Page MenuHomePhabricator

Page.title(as_filename=True) don't remove "\"" (quotes) forbidden character
Open, MediumPublic

Description

Steps to Reproduce

Run the following code snippet:

import pywikibot
site = pywikibot.Site()
page = pywikibot.Page(site, "Are_You_Experienced")
img_links = list(page.imagelinks())
print(img_links[4].title(as_filename=True, with_ns=False))

Expected Result

'An_excerpt_from__Third_Stone_from_the_Sun__by_the_Jimi_Hendrix_Experience,_1967.ogg'

Actual Result

'An_excerpt_from_"Third_Stone_from_the_Sun"_by_the_Jimi_Hendrix_Experience,_1967.ogg'

Notes

Most likely, the problem is with this line, where we don't account for "\"" character:
https://github.com/wikimedia/pywikibot/blob/23dcbe6b12d6451e6c8e51d9af00c91a9c943f04/pywikibot/page.py#L377

System Info

Event Timeline

Restricted Application added subscribers: pywikibot-bugs-list, Aklapper. · View Herald TranscriptOct 27 2019, 11:32 AM
Xqt triaged this task as Medium priority.Oct 27 2019, 11:55 AM
Mpaa added a subscriber: Mpaa.Oct 27 2019, 6:07 PM

This is OS dependent, on Linux it is acceptable.

HAKSOAT added a subscriber: HAKSOAT.Dec 3 2019, 7:10 PM

I'd like to work on this.

Hello @HAKSOAT! I'm unsure if this task is ready to be fixed as @Mpaa had a valid argument above to be discussed before.

I just want to give my perspective on an issue in order for it to be better triaged:

  1. pywikibot claims to support both Windows and Linux systems, so functionality must have a common denominator of "what is acceptable on all systems". If pywikibot doesn't support Windows anymore, probably we will need to remove the installation instructions for Windows to avoid confusion.
  2. if we don't support Windows anymore, it's still beneficial to restrict filenames to the POSIX portable filename character set, which will guarantee that filename is portable between all Posix-like systems. For example, Kaggle, which is arguably one of the most popular platforms for data storage & processing, relies on the above-mentioned restrictions. Just a few days ago it was explained to me, that Kaggle does not support filenames not following POSIX portable filename character set. And probably, there are a lot of other use cases when this becomes unportable.

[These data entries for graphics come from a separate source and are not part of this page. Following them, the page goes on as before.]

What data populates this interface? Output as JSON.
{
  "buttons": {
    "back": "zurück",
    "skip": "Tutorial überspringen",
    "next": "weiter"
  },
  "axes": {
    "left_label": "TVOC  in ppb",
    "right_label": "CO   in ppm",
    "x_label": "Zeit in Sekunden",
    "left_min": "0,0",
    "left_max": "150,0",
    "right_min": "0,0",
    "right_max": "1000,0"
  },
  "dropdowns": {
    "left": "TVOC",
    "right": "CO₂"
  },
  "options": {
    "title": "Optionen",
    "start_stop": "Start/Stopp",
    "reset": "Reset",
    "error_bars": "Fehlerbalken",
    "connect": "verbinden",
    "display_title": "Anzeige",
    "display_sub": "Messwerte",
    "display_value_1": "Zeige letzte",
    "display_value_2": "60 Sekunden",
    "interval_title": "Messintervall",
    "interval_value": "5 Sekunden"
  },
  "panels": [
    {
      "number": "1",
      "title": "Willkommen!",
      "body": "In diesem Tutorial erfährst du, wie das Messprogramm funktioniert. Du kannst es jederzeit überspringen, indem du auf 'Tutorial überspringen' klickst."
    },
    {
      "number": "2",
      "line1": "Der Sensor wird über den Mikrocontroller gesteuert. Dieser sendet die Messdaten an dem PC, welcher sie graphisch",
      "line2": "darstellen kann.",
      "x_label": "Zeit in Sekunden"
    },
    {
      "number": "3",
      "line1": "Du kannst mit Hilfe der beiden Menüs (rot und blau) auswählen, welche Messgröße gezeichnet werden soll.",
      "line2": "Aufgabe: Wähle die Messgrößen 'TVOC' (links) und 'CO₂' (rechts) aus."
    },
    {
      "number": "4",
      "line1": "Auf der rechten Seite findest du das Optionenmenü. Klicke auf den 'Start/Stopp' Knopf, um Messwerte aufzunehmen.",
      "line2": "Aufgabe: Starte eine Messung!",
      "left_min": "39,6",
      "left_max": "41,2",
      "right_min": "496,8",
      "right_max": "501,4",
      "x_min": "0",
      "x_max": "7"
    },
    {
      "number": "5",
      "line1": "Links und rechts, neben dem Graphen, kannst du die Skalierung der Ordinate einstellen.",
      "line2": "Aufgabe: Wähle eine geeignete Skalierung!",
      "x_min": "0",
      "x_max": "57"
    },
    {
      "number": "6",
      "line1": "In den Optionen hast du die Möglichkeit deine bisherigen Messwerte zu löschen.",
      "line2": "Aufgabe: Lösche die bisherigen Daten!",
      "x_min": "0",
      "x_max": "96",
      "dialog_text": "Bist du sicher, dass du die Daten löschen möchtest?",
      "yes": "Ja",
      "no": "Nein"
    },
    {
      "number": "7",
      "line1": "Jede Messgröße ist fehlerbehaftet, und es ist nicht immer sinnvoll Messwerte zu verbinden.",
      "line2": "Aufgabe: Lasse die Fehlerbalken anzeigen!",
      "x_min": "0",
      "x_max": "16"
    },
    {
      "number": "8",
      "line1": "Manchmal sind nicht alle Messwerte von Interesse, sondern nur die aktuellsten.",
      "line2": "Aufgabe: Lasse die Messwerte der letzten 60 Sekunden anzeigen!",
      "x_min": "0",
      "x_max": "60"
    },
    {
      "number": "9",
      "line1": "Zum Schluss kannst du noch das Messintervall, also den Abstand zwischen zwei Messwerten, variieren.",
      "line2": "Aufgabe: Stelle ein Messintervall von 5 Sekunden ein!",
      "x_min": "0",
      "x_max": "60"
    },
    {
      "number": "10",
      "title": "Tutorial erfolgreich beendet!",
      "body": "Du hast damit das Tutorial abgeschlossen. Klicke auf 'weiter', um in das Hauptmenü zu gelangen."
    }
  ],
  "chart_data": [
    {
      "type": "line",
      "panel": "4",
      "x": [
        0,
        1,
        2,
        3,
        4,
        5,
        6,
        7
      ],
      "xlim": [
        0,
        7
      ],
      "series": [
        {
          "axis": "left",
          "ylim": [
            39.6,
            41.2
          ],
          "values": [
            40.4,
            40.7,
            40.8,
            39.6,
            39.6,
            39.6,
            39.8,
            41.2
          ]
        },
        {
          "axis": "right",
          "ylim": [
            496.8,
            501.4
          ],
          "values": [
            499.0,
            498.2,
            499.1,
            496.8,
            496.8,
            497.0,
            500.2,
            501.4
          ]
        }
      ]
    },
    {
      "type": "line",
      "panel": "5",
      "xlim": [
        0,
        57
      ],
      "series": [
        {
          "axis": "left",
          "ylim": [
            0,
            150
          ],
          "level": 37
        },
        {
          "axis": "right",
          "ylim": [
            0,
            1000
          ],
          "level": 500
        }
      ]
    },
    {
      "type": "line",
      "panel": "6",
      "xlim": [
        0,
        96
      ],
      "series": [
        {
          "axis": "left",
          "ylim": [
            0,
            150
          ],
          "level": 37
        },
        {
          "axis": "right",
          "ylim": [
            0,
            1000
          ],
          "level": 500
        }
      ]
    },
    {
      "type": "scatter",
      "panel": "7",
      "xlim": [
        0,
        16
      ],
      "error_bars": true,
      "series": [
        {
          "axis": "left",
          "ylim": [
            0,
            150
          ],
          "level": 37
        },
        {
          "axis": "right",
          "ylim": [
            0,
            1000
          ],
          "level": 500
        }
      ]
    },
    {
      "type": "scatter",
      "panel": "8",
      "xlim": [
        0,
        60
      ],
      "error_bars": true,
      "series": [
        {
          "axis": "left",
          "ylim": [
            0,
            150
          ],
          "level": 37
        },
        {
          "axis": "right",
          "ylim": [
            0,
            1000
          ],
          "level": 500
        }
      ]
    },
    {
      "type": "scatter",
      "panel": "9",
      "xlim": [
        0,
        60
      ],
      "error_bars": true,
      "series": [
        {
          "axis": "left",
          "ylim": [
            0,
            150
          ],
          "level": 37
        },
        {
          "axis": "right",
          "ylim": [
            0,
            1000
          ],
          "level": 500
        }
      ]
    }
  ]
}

To sum up, it was a misleading experience for me to have an API flag .title(as_filename=True), which actually produces valid filepath only in some specific cases. In the end, I end up having a code equivalent to convert_to_portable_filename(img.title(as_filename=True)), which doesn't seem right and also wasted me a lot of time in the process of realizing that I need to implement this and re-download data.

So it would be great to either 1) guarantee that filename is valid under any circumstances (i.e. under POSIX portable filename character set) 2) or add another option e.g. .title(as_portable_filename=True) 3) or remove .title(as_filename=True) flag completely to avoid confusions and make it clear that user is required to convert titles to filenames on their own

Thanks,
Oleh